Sadie thought that was a stupid question. He hadn’t even asked their names or introduced himself. What did he expect, that they would arrive for a six weeks’ job with anything less? They could hardly have expected to be getting a lift in a car with a boot the size of a handbag. They all just stared at him. The Ozzie girl folded her arms and grinned.
“I’ll sit on yer lap if you like,” she said, raising her eyebrows. He ignored her and picked up Sadie’s bag, which was the biggest, then opened the boot and stared at the tiny space, as if staring at it might make it magically expand. He shoved the bag in roughly.
“Careful,” said Sadie. “That’s all my worldly goods in there!”
“You’re South African!” said the guy from the train. “I love your accent. I knew a South African once and he knew the rudest jokes I have ever heard.” He came over to her and put out his hand. “I’m Raj,” he said, with a big smile.
“Raj?” She had seen plenty of Indian people in London, but she had never met any personally, only the Pakstani greengrocer near where she had stayed with Linda.
“Yeah, Raj,” he said. “I look Indian and I have an Indian name but really – I’m just from Birmingham.”

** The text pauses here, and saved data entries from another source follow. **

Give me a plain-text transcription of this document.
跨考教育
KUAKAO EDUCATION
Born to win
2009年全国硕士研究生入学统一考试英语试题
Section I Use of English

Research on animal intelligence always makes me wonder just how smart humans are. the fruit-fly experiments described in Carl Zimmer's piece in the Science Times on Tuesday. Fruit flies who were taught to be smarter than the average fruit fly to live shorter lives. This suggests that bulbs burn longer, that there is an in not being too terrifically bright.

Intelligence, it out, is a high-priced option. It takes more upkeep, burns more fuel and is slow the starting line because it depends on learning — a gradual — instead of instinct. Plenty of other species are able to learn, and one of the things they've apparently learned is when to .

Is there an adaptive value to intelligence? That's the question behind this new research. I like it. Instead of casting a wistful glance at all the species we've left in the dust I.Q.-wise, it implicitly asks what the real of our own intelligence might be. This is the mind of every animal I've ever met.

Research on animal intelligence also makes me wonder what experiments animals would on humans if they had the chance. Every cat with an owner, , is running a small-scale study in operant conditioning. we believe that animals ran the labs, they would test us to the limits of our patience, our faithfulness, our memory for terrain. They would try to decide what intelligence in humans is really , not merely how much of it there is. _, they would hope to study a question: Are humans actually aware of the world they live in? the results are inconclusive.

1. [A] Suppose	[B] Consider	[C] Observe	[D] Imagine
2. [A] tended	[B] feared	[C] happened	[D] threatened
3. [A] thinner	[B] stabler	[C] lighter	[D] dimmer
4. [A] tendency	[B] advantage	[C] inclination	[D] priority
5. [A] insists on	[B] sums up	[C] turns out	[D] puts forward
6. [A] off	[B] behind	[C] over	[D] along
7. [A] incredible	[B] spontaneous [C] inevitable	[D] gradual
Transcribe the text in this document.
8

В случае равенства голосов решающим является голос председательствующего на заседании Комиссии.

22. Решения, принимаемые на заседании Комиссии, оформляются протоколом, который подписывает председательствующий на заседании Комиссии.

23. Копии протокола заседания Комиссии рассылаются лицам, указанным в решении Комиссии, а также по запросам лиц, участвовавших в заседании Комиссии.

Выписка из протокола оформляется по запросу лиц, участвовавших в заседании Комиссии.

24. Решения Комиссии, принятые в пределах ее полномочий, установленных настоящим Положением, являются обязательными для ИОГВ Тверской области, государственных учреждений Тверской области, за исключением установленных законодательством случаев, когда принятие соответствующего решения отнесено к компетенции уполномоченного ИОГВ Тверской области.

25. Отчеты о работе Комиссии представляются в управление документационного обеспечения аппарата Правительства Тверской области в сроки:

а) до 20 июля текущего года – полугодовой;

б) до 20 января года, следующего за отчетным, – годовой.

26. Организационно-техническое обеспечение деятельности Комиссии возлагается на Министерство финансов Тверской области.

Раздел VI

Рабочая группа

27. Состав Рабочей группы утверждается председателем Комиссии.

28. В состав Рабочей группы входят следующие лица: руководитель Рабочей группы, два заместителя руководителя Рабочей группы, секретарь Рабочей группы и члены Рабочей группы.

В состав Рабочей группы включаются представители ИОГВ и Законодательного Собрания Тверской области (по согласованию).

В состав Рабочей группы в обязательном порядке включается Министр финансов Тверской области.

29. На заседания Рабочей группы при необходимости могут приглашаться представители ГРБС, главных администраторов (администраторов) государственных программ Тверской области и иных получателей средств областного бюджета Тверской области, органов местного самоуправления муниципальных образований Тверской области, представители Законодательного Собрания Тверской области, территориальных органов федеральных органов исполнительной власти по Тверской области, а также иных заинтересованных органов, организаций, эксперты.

“Okay,” said Sadie, grinning, glad that someone was friendly, at least. “I’m Sadie. I look English and I have an English name but really I’m from Africa.”
&
nbsp; Raj laughed.
“I’m Sam,” said the Ozzie girl. “From Sydney, although I’ve been on this crazy island for two years already. And you are …” she said to their host, who was still shoving the corners of Sadie’s bag into the boot.
“I’m …” He gave the bag one last shove and slammed the door. “I’m Joe Donovan. I’m the Camp Director.”

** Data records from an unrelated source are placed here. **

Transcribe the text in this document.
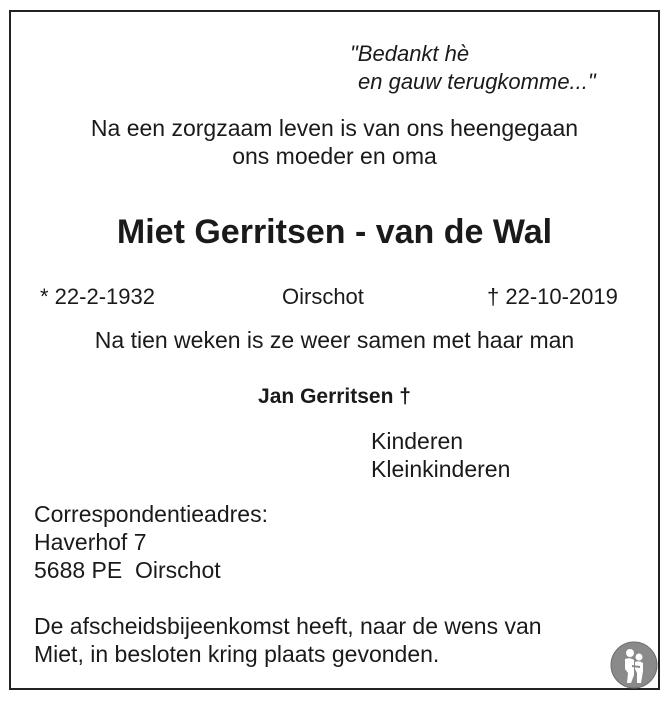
"Bedankt hè
en gauw terugkomme..."
Na een zorgzaam leven is van ons heengegaan
ons moeder en oma
Miet Gerritsen - van de Wal
* 22-2-1932	Oirschot	† 22-10-2019
Na tien weken is ze weer samen met haar man
Jan Gerritsen †
Kinderen
Kleinkinderen
Correspondentieadres:
Haverhof 7
5688 PE  Oirschot
De afscheidsbijeenkomst heeft, naar de wens van
Miet, in besloten kring plaats gevonden.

“Wow,” said Raj, as Joe leant into the car to flip the seats forward. “You look young to be the Camp Director.”
“Yeah well, I am,” said Joe, standing up. He looked flustered and irritated. “The Director, I mean. Someone get in.”

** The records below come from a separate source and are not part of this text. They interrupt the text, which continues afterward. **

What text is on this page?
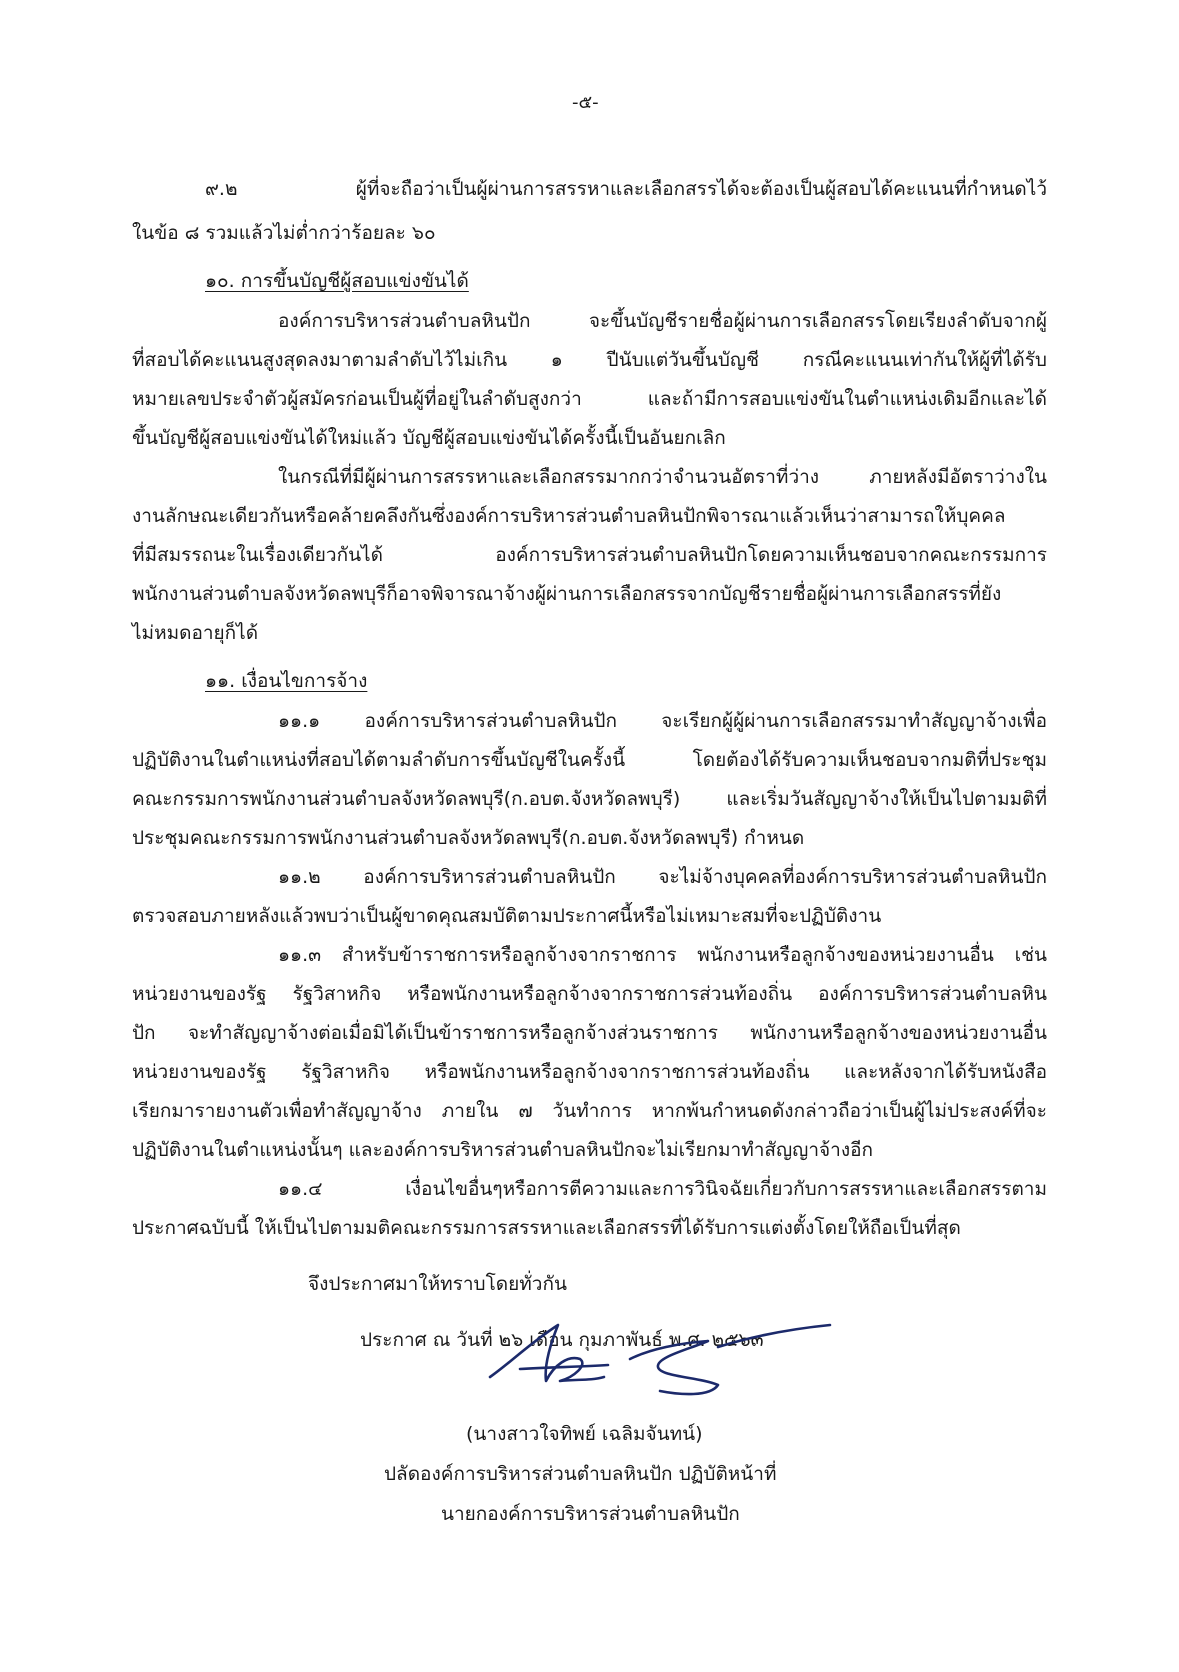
-๕-
๙.๒ ผู้ที่จะถือว่าเป็นผู้ผ่านการสรรหาและเลือกสรรได้จะต้องเป็นผู้สอบได้คะแนนที่กำหนดไว้
ในข้อ ๘ รวมแล้วไม่ต่ำกว่าร้อยละ ๖๐
๑๐. การขึ้นบัญชีผู้สอบแข่งขันได้
องค์การบริหารส่วนตำบลหินปัก จะขึ้นบัญชีรายชื่อผู้ผ่านการเลือกสรรโดยเรียงลำดับจากผู้
ที่สอบได้คะแนนสูงสุดลงมาตามลำดับไว้ไม่เกิน ๑ ปีนับแต่วันขึ้นบัญชี กรณีคะแนนเท่ากันให้ผู้ที่ได้รับ
หมายเลขประจำตัวผู้สมัครก่อนเป็นผู้ที่อยู่ในลำดับสูงกว่า และถ้ามีการสอบแข่งขันในตำแหน่งเดิมอีกและได้
ขึ้นบัญชีผู้สอบแข่งขันได้ใหม่แล้ว บัญชีผู้สอบแข่งขันได้ครั้งนี้เป็นอันยกเลิก
ในกรณีที่มีผู้ผ่านการสรรหาและเลือกสรรมากกว่าจำนวนอัตราที่ว่าง ภายหลังมีอัตราว่างใน
งานลักษณะเดียวกันหรือคล้ายคลึงกันซึ่งองค์การบริหารส่วนตำบลหินปักพิจารณาแล้วเห็นว่าสามารถให้บุคคล
ที่มีสมรรถนะในเรื่องเดียวกันได้ องค์การบริหารส่วนตำบลหินปักโดยความเห็นชอบจากคณะกรรมการ
พนักงานส่วนตำบลจังหวัดลพบุรีก็อาจพิจารณาจ้างผู้ผ่านการเลือกสรรจากบัญชีรายชื่อผู้ผ่านการเลือกสรรที่ยัง
ไม่หมดอายุก็ได้
๑๑. เงื่อนไขการจ้าง
๑๑.๑ องค์การบริหารส่วนตำบลหินปัก จะเรียกผู้ผู้ผ่านการเลือกสรรมาทำสัญญาจ้างเพื่อ
ปฏิบัติงานในตำแหน่งที่สอบได้ตามลำดับการขึ้นบัญชีในครั้งนี้ โดยต้องได้รับความเห็นชอบจากมติที่ประชุม
คณะกรรมการพนักงานส่วนตำบลจังหวัดลพบุรี(ก.อบต.จังหวัดลพบุรี) และเริ่มวันสัญญาจ้างให้เป็นไปตามมติที่
ประชุมคณะกรรมการพนักงานส่วนตำบลจังหวัดลพบุรี(ก.อบต.จังหวัดลพบุรี) กำหนด
๑๑.๒ องค์การบริหารส่วนตำบลหินปัก จะไม่จ้างบุคคลที่องค์การบริหารส่วนตำบลหินปัก
ตรวจสอบภายหลังแล้วพบว่าเป็นผู้ขาดคุณสมบัติตามประกาศนี้หรือไม่เหมาะสมที่จะปฏิบัติงาน
๑๑.๓ สำหรับข้าราชการหรือลูกจ้างจากราชการ พนักงานหรือลูกจ้างของหน่วยงานอื่น เช่น
หน่วยงานของรัฐ รัฐวิสาหกิจ หรือพนักงานหรือลูกจ้างจากราชการส่วนท้องถิ่น องค์การบริหารส่วนตำบลหิน
ปัก จะทำสัญญาจ้างต่อเมื่อมิได้เป็นข้าราชการหรือลูกจ้างส่วนราชการ พนักงานหรือลูกจ้างของหน่วยงานอื่น
หน่วยงานของรัฐ รัฐวิสาหกิจ หรือพนักงานหรือลูกจ้างจากราชการส่วนท้องถิ่น และหลังจากได้รับหนังสือ
เรียกมารายงานตัวเพื่อทำสัญญาจ้าง ภายใน ๗ วันทำการ หากพ้นกำหนดดังกล่าวถือว่าเป็นผู้ไม่ประสงค์ที่จะ
ปฏิบัติงานในตำแหน่งนั้นๆ และองค์การบริหารส่วนตำบลหินปักจะไม่เรียกมาทำสัญญาจ้างอีก
๑๑.๔ เงื่อนไขอื่นๆหรือการตีความและการวินิจฉัยเกี่ยวกับการสรรหาและเลือกสรรตาม
ประกาศฉบับนี้ ให้เป็นไปตามมติคณะกรรมการสรรหาและเลือกสรรที่ได้รับการแต่งตั้งโดยให้ถือเป็นที่สุด
จึงประกาศมาให้ทราบโดยทั่วกัน
ประกาศ ณ วันที่ ๒๖ เดือน กุมภาพันธ์ พ.ศ. ๒๕๖๓
(นางสาวใจทิพย์ เฉลิมจันทน์)
ปลัดองค์การบริหารส่วนตำบลหินปัก ปฏิบัติหน้าที่
นายกองค์การบริหารส่วนตำบลหินปัก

“I will,” said Sadie, seeing that she was the smallest of the three. She bent over and climbed into the tiny back seat, holding her backpack on her lap. The car smelt expensive, like leather and polish. Sam climbed in beside her, and Joe shoved Sam’s big bag onto their laps. Then he flipped the seat down, narrowly missing Sam’s toes, and Raj got into the passenger seat, all his own luggage balanced on his lap.
Joe said nothing at all as he drove along the winding roads towards the school buildings that would be their home for the summer. The road was beautiful, and Sadie wished she could see more of it from the tiny window next to her. It was lined with tall trees, and high stone walls. Again, everything was green as far as she could see, a green nothing like the duller, more sparse green of the landscapes at home. After about ten minutes they pulled up to enormous black gates, and then up to the building itself.
Sternwood School was a red brick building, some of it over a hundred years old but most of it more modern. The complex seemed vast, with many-windowed buildings and fields. Joe parked the car and got out, a brief: “Follow me,” his only instructions to Sadie, Raj, and Sam, who grabbed their bags and hurried after him as he strode ahead of them towards a low building. Outside the building people were milling about, some carrying bags across an impossibly green lawn. So, this was home for the next six weeks, thought Sadie, smiling to herself. So far so good – except for Grumpy Joe. The three of them went up to a table under a veranda where Joe stood, bending down and talking in a low voice to another red-shirted staff member who sat behind the table, a pile of papers and a computer in front of her. Then he pulled out his phone again and disappeared into the building.